# Aggregating

Pipeline aggregation allows for querying, aggregating, and transforming data in multiple stages in real-time through a single API request. While query arguments allow for making simple, single-stage queries through the API, pipelines allow for more complex searches, aggregations and transformations.

To leverage pipeline aggregation via the API, simply pass a `pipeline` query argument with the request. The pipeline query argument is an array of pipeline stages that execute in order. Each stage transforms the result set and passes it on to the next stage in the pipeline.

```
?pipeline=[{ stage1 },{ stage2 }, { stage3 }, ...]
```

In the below example, the pipeline contains two stages. The first is a `$match` stage. This filters the result set to all accounts create on or after `2015-01-01T00:00:00.000Z`. Then that set of results is passed onto the `$group` stage which counts all of the accounts in the result set and finally returns a `count` result. For all available stages, see Pipeline Stages

{% tabs %}
{% tab title="Pipeline Request" %}

```javascript
GET /accounts?pipeline=[{"$match": {"created": {"$gte": "2015-01-01T00:00:00.000Z"}}}, {"$group": {"_id": null, "count": {"$count": "_id"}}}]
```

{% endtab %}

{% tab title="Pipeline Result" %}

```javascript
{
    "data": [
        {
            "count": 24
        }
    ],
    "hasMore": false,
    "object": "list"
}
```

{% endtab %}
{% endtabs %}

## Pipeline Stages

| Name     | Description                                                                                                                                                                                     | Example                                                                                                                     |
| -------- | ----------------------------------------------------------------------------------------------------------------------------------------------------------------------------------------------- | --------------------------------------------------------------------------------------------------------------------------- |
| $group   | A JSON object containing an \_id property (required) and 0 or more property groupings.                                                                                                          | {"$group": {"\_id": null, "count": {"$count": "\_id"}}}                                                                     |
| $limit   | An integer representing the number of results to return.                                                                                                                                        | {"$limit": 100}                                                                                                             |
| $match   | A JSON object containing operators and expressions used to limit the search results.                                                                                                            | {"$match": {“$and”: \[{“created”: {“$gt”: “2015-01-01T00:00:00.000Z”}}, {“created”: {“$lt”: “2015-06-01T00:00:00.000Z”}}]}} |
| $project | A JSON object that specifies existing properties or new properties to pass along to the next stage in the pipeline.                                                                             | {"$project",{"\_id": 1, "name": 1}}                                                                                         |
| $skip    | An integer representing the number of results to skip.

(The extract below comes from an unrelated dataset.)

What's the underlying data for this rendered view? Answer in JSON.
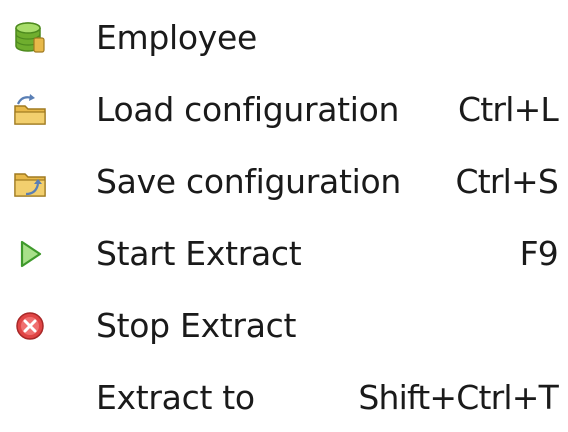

Useful for paging where mapping or groupings have been applied, or where search the search criteria cannot be paged using unique fields. | {"$skip": 10}                                                                                                               |
| $sort    | A JSON object containing one or more properties, the values of which must be 1 for ascending and -1 for descending.                                                                             | {"$sort": {"\_id": -1}}                                                                                                     |
| $unwind  | Accepts a property name and deconstructs an array into a single property in multiple documents.                                                                                                 | {"$unwind": roles}                                                                                                          |

## $group

Result sets can be grouped in order to apply accumulators and aggregate data from accessible documents.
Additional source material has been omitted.